Interpretability and usability

Clinical adoption depends on more than output accuracy.

The system incorporates:

  • Gradient-based heatmaps for visual explanation
  • Ongoing exploration of transformer-based models for text-based interpretations

The focus is on producing outputs that clinicians can evaluate, not just receive.

Engineering Approach

  • Dockerized GPU infrastructure for reproducible, scalable inference
  • End-to-end system design from capture -> preprocessing -> inference -> output
  • Research-driven development grounded in current literature
  • Continuous clinician feedback loops to validate real-world usability

Research & Field Work

  • Delivered an oral presentation at AFCEM (African Conference of Emergency Medicine)

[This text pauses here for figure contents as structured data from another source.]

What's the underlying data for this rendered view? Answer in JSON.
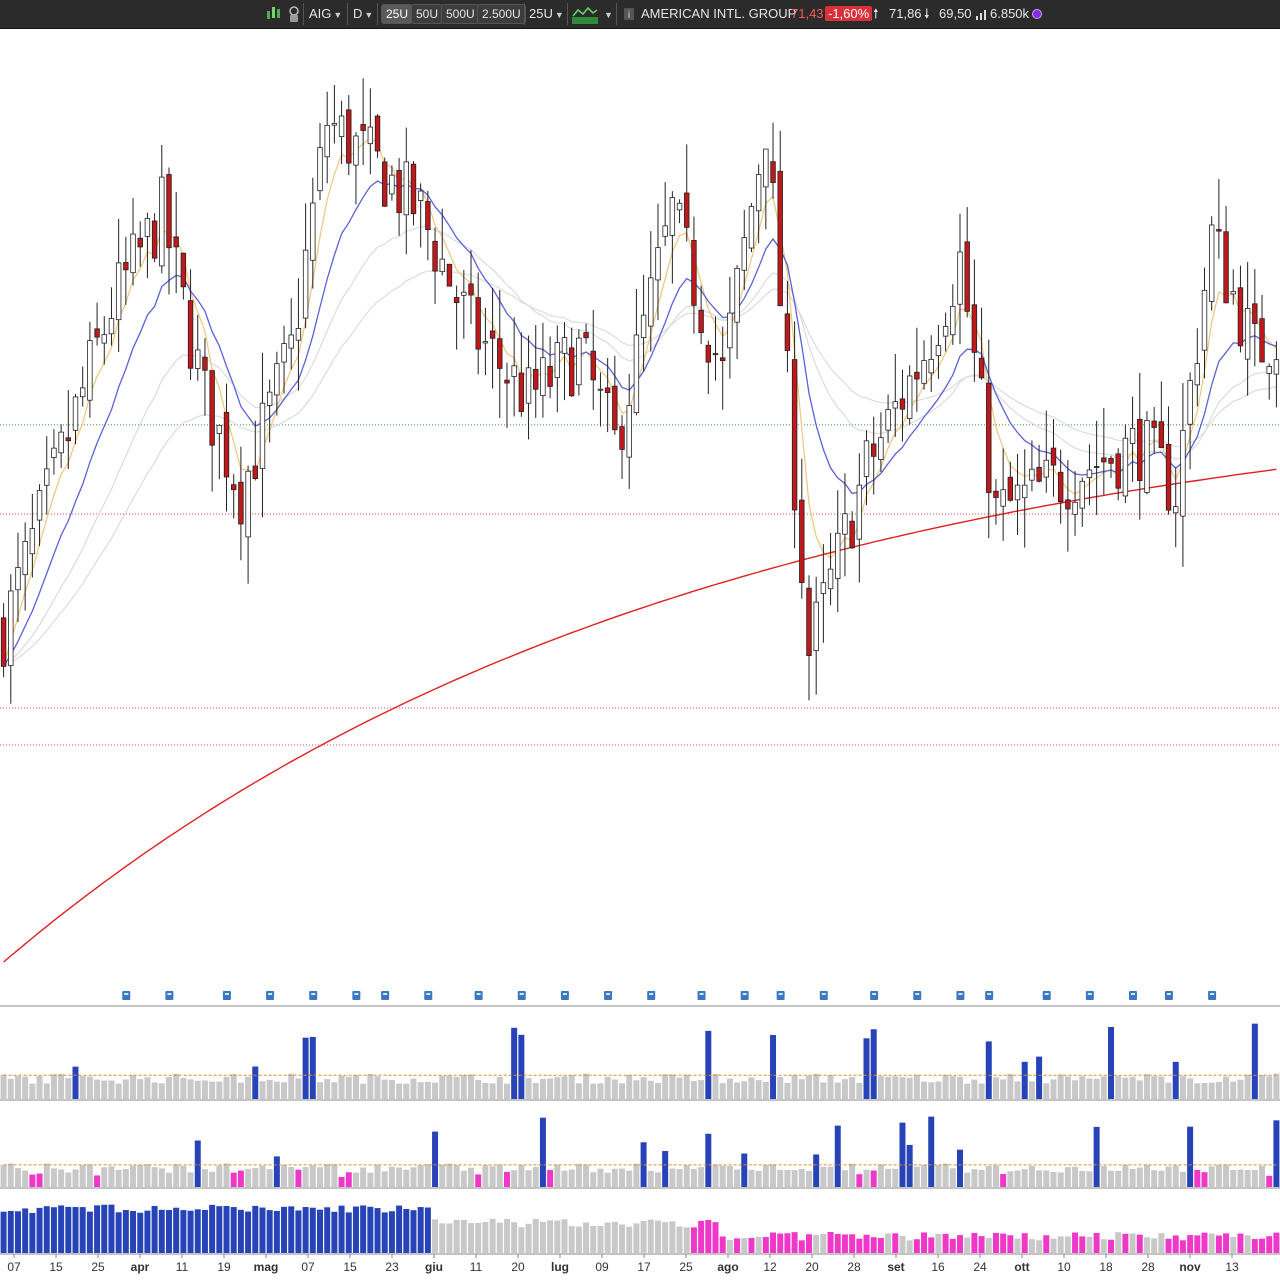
{
  "toolbar": {
    "symbol": "AIG",
    "period": "D",
    "scales": [
      "25U",
      "50U",
      "500U",
      "2.500U"
    ],
    "active_scale": "25U",
    "scale_select": "25U",
    "company": "AMERICAN INTL. GROUP",
    "last": "71,43",
    "change": "-1,60%",
    "high": "71,86",
    "low": "69,50",
    "volume": "6.850k",
    "icons": [
      "candles-icon",
      "bag-icon",
      "chevron-down-icon",
      "chevron-down-icon",
      "chevron-down-icon",
      "chart-style-icon",
      "chevron-down-icon",
      "info-icon",
      "arrow-up-icon",
      "arrow-down-icon",
      "volume-bars-icon",
      "status-dot-icon"
    ],
    "colors": {
      "change_bg": "#d9303a",
      "price": "#ff5a5a",
      "status_dot": "#8a2be2"
    }
  },
  "axis": {
    "x_labels": [
      {
        "text": "07",
        "bold": false
      },
      {
        "text": "15",
        "bold": false
      },
      {
        "text": "25",
        "bold": false
      },
      {
        "text": "apr",
        "bold": true
      },
      {
        "text": "11",
        "bold": false
      },
      {
        "text": "19",
        "bold": false
      },
      {
        "text": "mag",
        "bold": true
      },
      {
        "text": "07",
        "bold": false
      },
      {
        "text": "15",
        "bold": false
      },
      {
        "text": "23",
        "bold": false
      },
      {
        "text": "giu",
        "bold": true
      },
      {
        "text": "11",
        "bold": false
      },
      {
        "text": "20",
        "bold": false
      },
      {
        "text": "lug",
        "bold": true
      },
      {
        "text": "09",
        "bold": false
      },
      {
        "text": "17",
        "bold": false
      },
      {
        "text": "25",
        "bold": false
      },
      {
        "text": "ago",
        "bold": true
      },
      {
        "text": "12",
        "bold": false
      },
      {
        "text": "20",
        "bold": false
      },
      {
        "text": "28",
        "bold": false
      },
      {
        "text": "set",
        "bold": true
      },
      {
        "text": "16",
        "bold": false
      },
      {
        "text": "24",
        "bold": false
      },
      {
        "text": "ott",
        "bold": true
      },
      {
        "text": "10",
        "bold": false
      },
      {
        "text": "18",
        "bold": false
      },
      {
        "text": "28",
        "bold": false
      },
      {
        "text": "nov",
        "bold": true
      },
      {
        "text": "13",
        "bold": false
      }
    ]
  },
  "chart_data": {
    "type": "candlestick",
    "symbol": "AIG",
    "colors": {
      "down": "#c0181b",
      "up": "#ffffff",
      "ema_fast": "#f2c57a",
      "ema_mid": "#5b62d9",
      "ma_slow": "#e02020",
      "sma_grey": "#dcdcdc",
      "vol_up": "#2743b8",
      "vol_neutral": "#c8c8c8",
      "vol_down": "#f038c8",
      "avg_line": "#e08a2a"
    },
    "y_range": [
      59,
      80
    ],
    "reference_levels": [
      71.43,
      69.5,
      65.3,
      64.5
    ],
    "sessions": 178,
    "seed": 7,
    "volume_panels": 3,
    "event_markers": 26
  }
}
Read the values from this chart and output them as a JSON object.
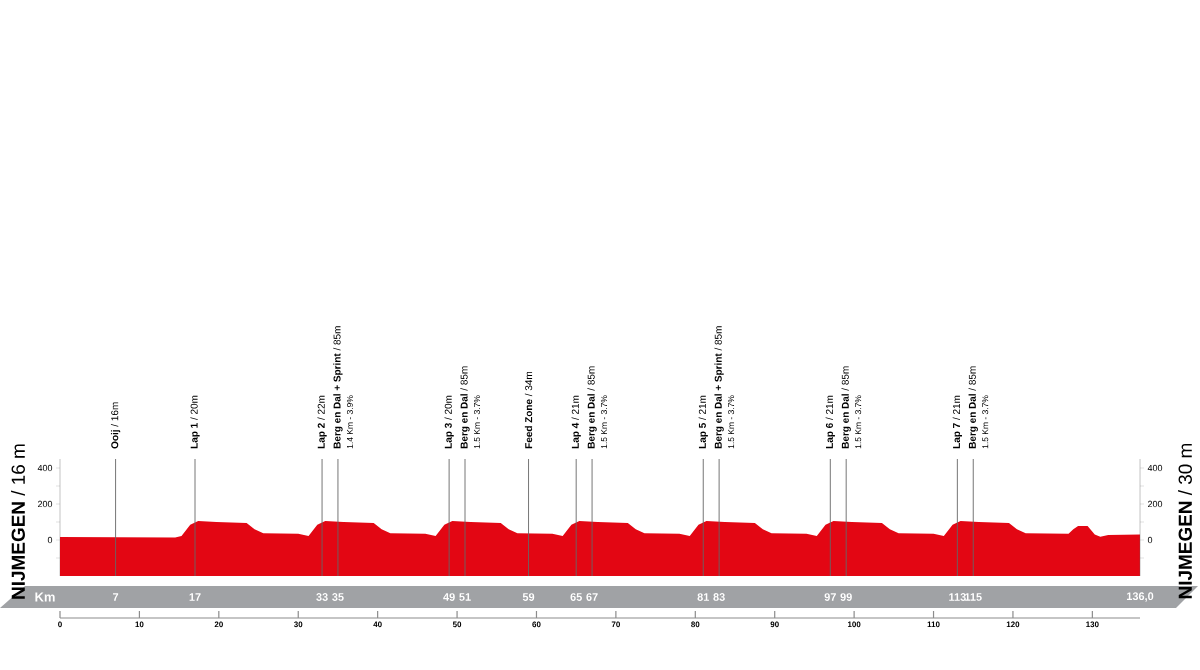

  • Traveled to Botswana to present and gather feedback from clinicians

  • Ongoing collaboration with:

    • Medical student in Tanzania
    • Planned work with a hospital in Uganda

Significant effort has gone into understanding the environments this system is intended for, not just building in isolation.

Result

I created a working prototype and presented this work as an oral presentation at AFCEM. Research and development are ongoing, with continued collaboration and feedback from clinicians in the field.

Presented at AFCEM in Botswana

Presented a working prototype in an oral presentation at the African Conference of Emergency Medicine

Current Status

Active research and prototyping.

Current focus:

  • Dataset collection from real-world conditions
  • Further domain adaptation experiments
  • Exploration of multimodal / transformer-based systems

Development is intentionally cautious, with emphasis on safety and clinical validity.